Critical Introduction by Charles L. Graves

[James Kenneth Stephen, the second son of Sir James FitzJames Stephen, the Judge, was born in 1859 and educated at Eton and King’s College, Cambridge, where he was elected a Fellow. His only published works were two small volumes of verse, Lapsus Calami and Quo Musa Tendis? (1891). He died in 1892, the ultimate cause of death being an accidental blow on the head some five years before.]

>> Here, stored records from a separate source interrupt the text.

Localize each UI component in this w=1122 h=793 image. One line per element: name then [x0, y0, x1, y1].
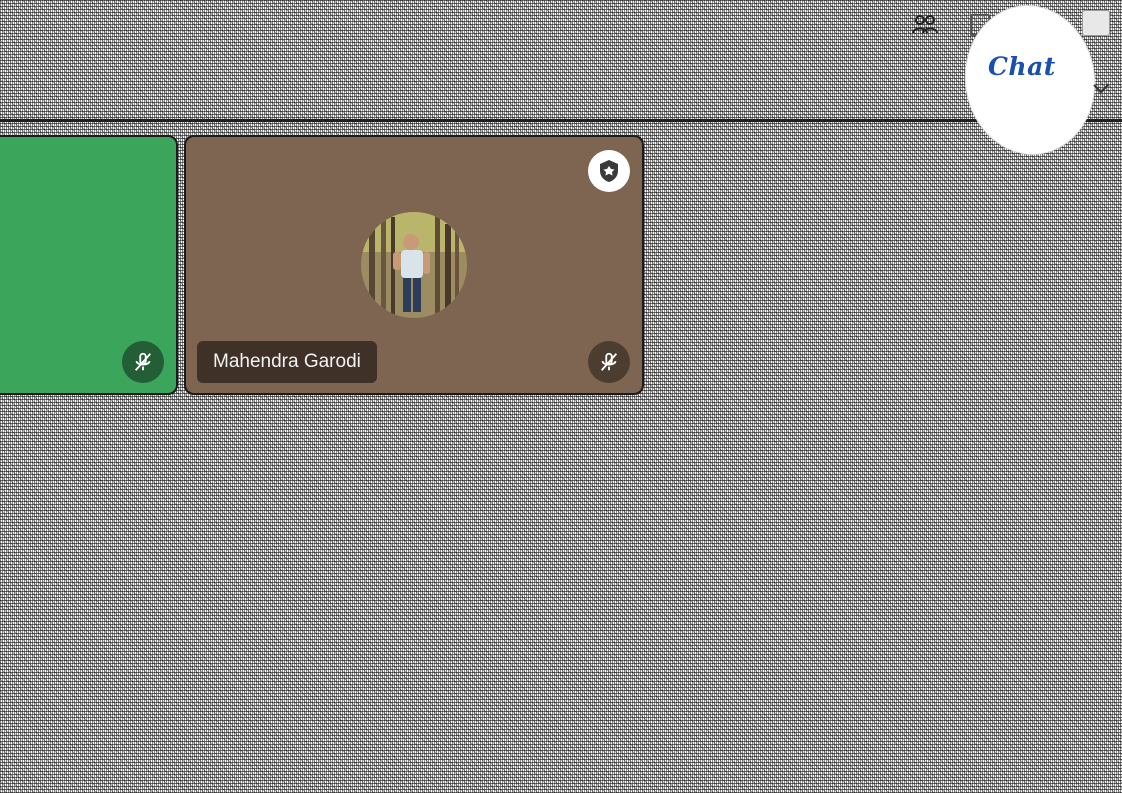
window-control-button[interactable]	[1082, 10, 1110, 36]
mic-off-icon	[600, 352, 618, 371]
participant-name: Mahendra Garodi	[213, 351, 361, 372]
profile-photo	[361, 212, 467, 318]
mic-off-button[interactable]	[122, 341, 164, 383]
chat-label[interactable]: Chat	[988, 52, 1056, 81]
meeting-header	[0, 0, 1122, 120]
people-icon[interactable]	[912, 14, 938, 34]
participant-name-tag: Mahendra Garodi	[197, 341, 377, 383]
participant-tile-green[interactable]	[0, 137, 176, 393]
mic-off-button[interactable]	[588, 341, 630, 383]
participant-tile-mahendra[interactable]: Mahendra Garodi	[186, 137, 642, 393]
header-divider	[0, 119, 1122, 122]
host-badge[interactable]	[588, 150, 630, 192]
mic-off-icon	[134, 352, 152, 371]
chevron-down-icon[interactable]	[1092, 82, 1110, 96]
shield-icon	[600, 160, 618, 182]
avatar	[361, 212, 467, 318]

THE RESEMBLANCES between Calverley and “J. K. S.” (James Kenneth Stephen) are so marked as to warrant a slight deviation from chronological order. Stephen was also a brilliant public school boy who had a distinguished academic career at Cambridge. He was, moreover, an avowed disciple and devoted admirer of Calverley, as may be gathered from the delightful stanzas To C. S. C. But though related by education and environment, the two men differed widely in temperament. Calverley was more freakish and irresponsible: he had greater charm, elasticity, and geniality. He was never angry, and Stephen often was, though to excellent purpose, in his diatribes against those who desecrated the river, vulgar Cockney or oversea tourists, and pretentious politicians. Stephen was less of the amused onlooker, more of the castigator. But he, too, trod the beaten way: he was neither a mystic nor a metaphysician, but a man of robust intelligence who hated cant, pretence, and sentimentality, but was capable of generous emotion and even tenderness. He called himself “a man of prose,” but there are lines in the stanzas To A. H. C., when he compares the futility of abstract speculation with the things that really count, which only a poet could have written; while as a parodist he fell little short of his master.